1. Field of Invention
This application is based on provisional patent application Ser. No. 60/097,627, filed Aug. 24, 1998.
The present invention relates to products and processes used for the detection of microbes in a sample. More specifically, the present invention provides a method and device for aiding in the detection of the presence of specific microbial contamination in food samples, clinical specimens and other products.
2. Prior Art
It is necessary to test various substances, such as foods, beverages, pharmaceuticals, cosmetics, water, and body fluids for microbial contamination, especially with certain pathogenic bacteria. Recent outbreaks of foodborne illness, implicating a variety of foods contaminated with pathogenic bacteria, such as E. coli 0157:H7, Salmonella, Listeria, Campylobacter jejuni, and Cyclospora, have underscored the need for rapid methods for microbiological analysis. Microbiological analysis is critical for assessment of safety and quality, to determine efficiency of manufacturing, and conformance with regulations.
The increased scope, significance, and need for microbiological testing served to reveal the limitations and drawbacks of conventional methods. Classical methods for determining the presence of pathogenic bacteria in samples are taking typically several days to perform. It is desired to provide rapid detection of especially pathogenic bacteria causing illnesses.
Since the desired sensitivity for most assays for pathogenic bacteria is less than one such organism in 25 grams of product, most testing methods rely on an initial enrichment step. The indigenous microflora that is usually present in many foods at high levels often interferes with the selective isolation and identification of pathogenic bacteria. Food processing such as heating, cooling, drying, freezing, addition of preservatives and other causes can sub-lethally injure bacterial cells. These injured cells are extremely sensitive to the ingredients used in selective microbiological media. Therefore, in many assays the process starts with pre-enrichment, in which the sample is incubated in a nutritious, non-selective medium to allow the resuscitation of injured or stressed bacteria. This step is followed by a selective enrichment step where the bacteria of interest are allowed to grow while the indigenous microflora is suppressed. The enrichment procedure is followed either by conventional plating methodology or a variety of more modern and rapid methods such as DNA amplification or immunoassay.
It is therefore desired to separate at an early stage the target organisms from the other flora present in the product. One such approach is the utilization of the immuno-magnetic separation technique, involving the utilization of immuno-magnetic particles specific for the target organisms. Magnetic beads with antibodies affixed to their surfaces are mixed with the sample containing the target organism. This organism will bind to the bead surfaces via the antibodies. The organism-bead complex is pulled out of the solution by a magnet, to concentrate the microorganisms.
U.S. Pat. No. 4,230,685 describes magnetically responsive microspheres having protein A associated with the outer surface. The microspheres are reacted with antibodies selective to cells, bacteria or viruses to be separated from a mixed population. The microorganism will attach to the antibody and thereby to the microspheres, and the microspheres are then used in a magnetic separation procedure. The preferred microspheres are prepared from a mixture of albumin, Protein A, and magnetic particles. The microspheres are prepared so that the Protein A is present in the exterior surface of the antibody binding. U.S. Pat. No. 4,695,393 describes a process for the preparation of such magnetic beads, which can be used in separation of microorganisms.
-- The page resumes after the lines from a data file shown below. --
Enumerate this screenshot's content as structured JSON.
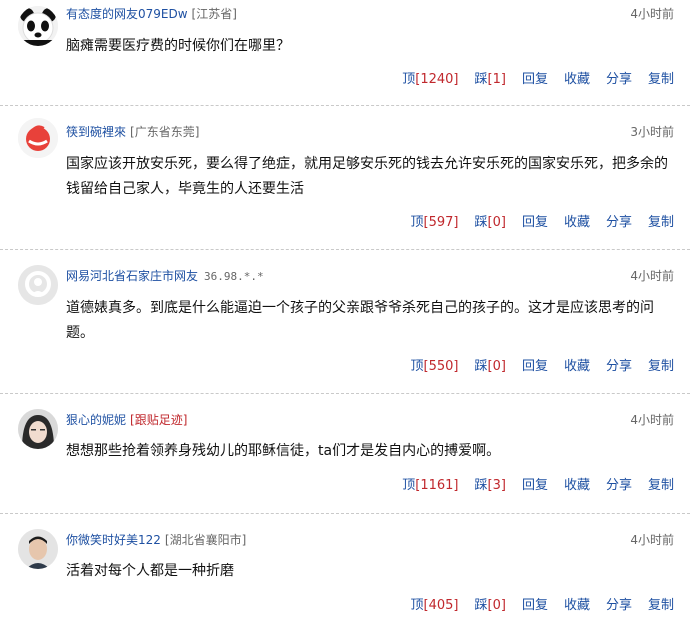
{
  "actions": {
    "up": "顶",
    "down": "踩",
    "reply": "回复",
    "fav": "收藏",
    "share": "分享",
    "copy": "复制"
  },
  "comments": [
    {
      "user": "有态度的网友079EDw",
      "location": "[江苏省]",
      "time": "4小时前",
      "text": "脑瘫需要医疗费的时候你们在哪里？",
      "up": "[1240]",
      "down": "[1]"
    },
    {
      "user": "筷到碗裡來",
      "location": "[广东省东莞]",
      "time": "3小时前",
      "text": "国家应该开放安乐死，要么得了绝症，就用足够安乐死的钱去允许安乐死的国家安乐死，把多余的钱留给自己家人，毕竟生的人还要生活",
      "up": "[597]",
      "down": "[0]"
    },
    {
      "user": "网易河北省石家庄市网友",
      "location": "36.98.*.*",
      "time": "4小时前",
      "text": "道德婊真多。到底是什么能逼迫一个孩子的父亲跟爷爷杀死自己的孩子的。这才是应该思考的问题。",
      "up": "[550]",
      "down": "[0]"
    },
    {
      "user": "狠心的妮妮",
      "location": "[跟贴足迹]",
      "time": "4小时前",
      "text": "想想那些抢着领养身残幼儿的耶稣信徒，ta们才是发自内心的搏爱啊。",
      "up": "[1161]",
      "down": "[3]"
    },
    {
      "user": "你微笑时好美122",
      "location": "[湖北省襄阳市]",
      "time": "4小时前",
      "text": "活着对每个人都是一种折磨",
      "up": "[405]",
      "down": "[0]"
    }
  ]
}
U.S. Pat. Nos. 5,491,068 and 5,695,946 describe a method characterized by antibody capture of the organism of interest by the application of specialized magnetic beads. It entails the incubation of the capture cells to form colonies; removal of material from the colonies with colony lift membrane; and detection of the colony material on the membrane sheet by the use of labeled antibodies, PCR or nucleic acid probes. The main problem with this method is the low sensitivity of one organism per gram. This low sensitivity is inherent in the methodology and is 50–100 fold lower than the desired sensitivity for most food pathogens.
U.S. Pat. No. 4,677,055 describes a process for concentrating bacteria utilizing magnetic gel to which anti-specific antigenic determinant antibodies are coupled. It involves the steps of obtaining medium containing the organisms possessing specific antigenic determinants and bringing them in contact with particles of the magnetic gel. This step is followed by the separation of the gel from the medium by magnetic means and inoculation into new medium.
In general there are a number of problems associated with magnetic beads. One such problem results from the small size of such beads (3–10 μm) and the large volume of the medium (250–3,000 ml). As a result it is impossible to remove the magnetic beads from such a large volume. Therefore, many procedures either use a lower sample volume (thereby reducing the sensitivity of the assay) or allow some time (8–18 hours) of pre-enrichment followed by the removal of 1–5 ml of solution for concentration of the target organisms. Another problem associated with the magnetic beads is the fact that they get coated with fat and proteins making it difficult to be collected with a magnet. The process of separating the beads from the medium and washing the unattached bacteria is labor intensive, and creates a contamination hazard of both laboratory surfaces and the beads.